Elle ricane le plus fort possible.
«Non Ashton. Jamais.»
-J'ai besoin de dormir Anna, soupirai-je.
«Et moi j'ai besoin que tu m'écoutes! JE TE PARLE ASHTON.»
-Parle-moi alors, marmonnai-je.
«Brûle toi.»
Non, elle ne va pas recommencer.
«Brûle toi, Ashton.»
-Non.
«BRÛLE TOI ASHTON. VA TE BRÛLER.»
-MAIS NON BORDEL, criai-je le plus fort possible.
J'entends quelqu'un toquer à ma porte de chambre. «Ashton, tout va bien?» entendis-je alors que la personne toque à nouveau à la porte.
«Tu as appuyé sur le bouton? N'est-ce pas? TU LES AS APPELE? TU N'ES QU'UN INCAPABLE ASHTON.»
-Mais je..je n'ai rien fait..., je balbutie.
«TU TE MOQUES DE MOI. TU LES AS APPELE. TU MERITES D'ÊTRE PUNI.»
Anna apparaît soudainement devant moi. Elle est debout au bout de mon lit. Ses yeux sont d'un noir si obscure, un des ténèbres. Elle me fait peur.
-A...An...Anna, je...je...je suis désolé, je suis dé..désolé. Ne...ne me fait... fait pas de mal... s'il...s'il te pla...plaît.
«FERME LA.» hurle-t-elle.
-Mais...mais...Anna...je...je t'en...su..supplie.
Je ressens une affreuse douleur au niveau de ma joue droite, comme si elle venait de me gifler. Je porte ma main à cette joue et la regarde avec dégoût. Je...Je croyais qu'elle m'aimait? Elle m'aime mais elle me fait mal? Je ne comprends plus rien.
«CESSE DE PLEURER, TU N'ES QU'UN BON A RIEN ASHTON. TU N'ES QU'UNE PETITE FILLE, LES HOMMES NE PLEURENT PAS, CE SONT LES FILLES. MAIS QUI ES-TU BON SANG.»
Je me recroqueville sur moi, tel un fœtus dans le ventre de sa mère. Je ressens plusieurs douleurs au ventre, au crâne, au visage, aux jambes. Qu'est-ce qu'elle me fait.
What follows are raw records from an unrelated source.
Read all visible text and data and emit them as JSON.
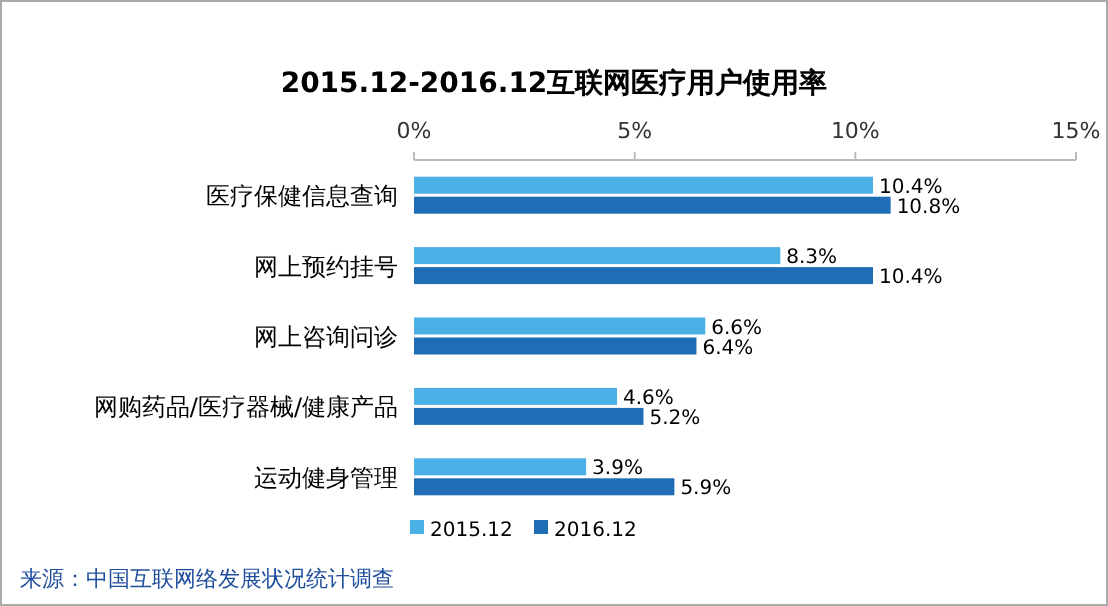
{
  "chart_data": {
    "type": "bar",
    "orientation": "horizontal",
    "title": "2015.12-2016.12互联网医疗用户使用率",
    "categories": [
      "医疗保健信息查询",
      "网上预约挂号",
      "网上咨询问诊",
      "网购药品/医疗器械/健康产品",
      "运动健身管理"
    ],
    "series": [
      {
        "name": "2015.12",
        "color": "#4bb0e6",
        "values": [
          10.4,
          8.3,
          6.6,
          4.6,
          3.9
        ],
        "value_labels": [
          "10.4%",
          "8.3%",
          "6.6%",
          "4.6%",
          "3.9%"
        ]
      },
      {
        "name": "2016.12",
        "color": "#1f6db5",
        "values": [
          10.8,
          10.4,
          6.4,
          5.2,
          5.9
        ],
        "value_labels": [
          "10.8%",
          "10.4%",
          "6.4%",
          "5.2%",
          "5.9%"
        ]
      }
    ],
    "xlim": [
      0,
      15
    ],
    "xticks": [
      {
        "value": 0,
        "label": "0%"
      },
      {
        "value": 5,
        "label": "5%"
      },
      {
        "value": 10,
        "label": "10%"
      },
      {
        "value": 15,
        "label": "15%"
      }
    ],
    "legend": "bottom left",
    "annotations": [
      "来源：中国互联网络发展状况统计调查"
    ]
  }
}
«ARRETE ASHTON. ARRETE CA TOUT DE SUITE ET ECOUTE MOI. REGARDE MOI ET ECOUTE MOI.»
Je lève les yeux vers elle, elle est terrifiante. Et elle crie le plus fort possible.
«BRULE TOI!!!!»

+


-Ashton, tout va bien, hé tu es en sécurité ici, me dit gentiment Alessandra.
Je tremble. J'ai peur. Il est huit heures et je suis dans le cabiné de Alessandra. Il y a un peu plus de six heures, l'infirmière qui toquait à ma porte et rentrait après m'avoir entendu hurler plus d'une fois. Alessandra a annulé ses rendez-vous pour me prendre en urgence.
-Je vais appeler ta mère Ashton, bouge un peu, prends quelque chose à manger en attendant.. J'arrive.
Elle me fait rire. Elle n'était pas là. Elle ne l'a pas vue. Elle ne l'a pas tapée. Elle ne lui a pas criée dessus. Anna ne lui a rien fait. Elle s'éloigne de moi avec son téléphone. Je l'entends discuter, demander à ma mère de venir le plus vite possible avant de raccrocher. Alessandra revient vers cinq minutes après et me dit que ma mère arrive dans une heure, le temps de faire la route. Elle me demande si je ne veux pas quelque chose à boire ou un manger, ou un magasine people à lire ou bien regarder la télé. Je refuse. Toujours aussi horrifié. Une heure passe, ma mère entre dans le cabinet. Elle serre la main de Alessandra et s'approche de moi. Elle vient pour me prendre dans ses bras mais je m'éloigne, je m'enfonce encore plus dans le fauteuil où je suis assis depuis plus de deux heures.
-Madame... Asseyez-vous, nous allons discuter, propose mon médecin à ma mère.
Elle s'assoit.
-Que lui est-il arrivé? S'empresse de demander ma mère.
-Il a fait une nouvelle crise cette nuit... une crise très aiguë, je ne crois pas qu'il en ait eu d'aussi forte... C'est arrivé vers une heure du matin d'après l'infirmière, elle aurait entendu les premiers cris vers cette heure.
-Je...je croyais qu'il allait beaucoup mieux, qu'il pourrait sortir d'ici quelques jours..
-Je sais, nous aussi on croyait qu'il allait beaucoup mieux. Il allait mieux. Le nouveau traitement fonctionnait mais il y a eu cette crise. Est-ce que ses anciens médecins comme le Docteur Blaik, vous ont parlé des différentes phases de la Schizophrénie?
-Euh non, qu'est-ce? Questionne ma mère.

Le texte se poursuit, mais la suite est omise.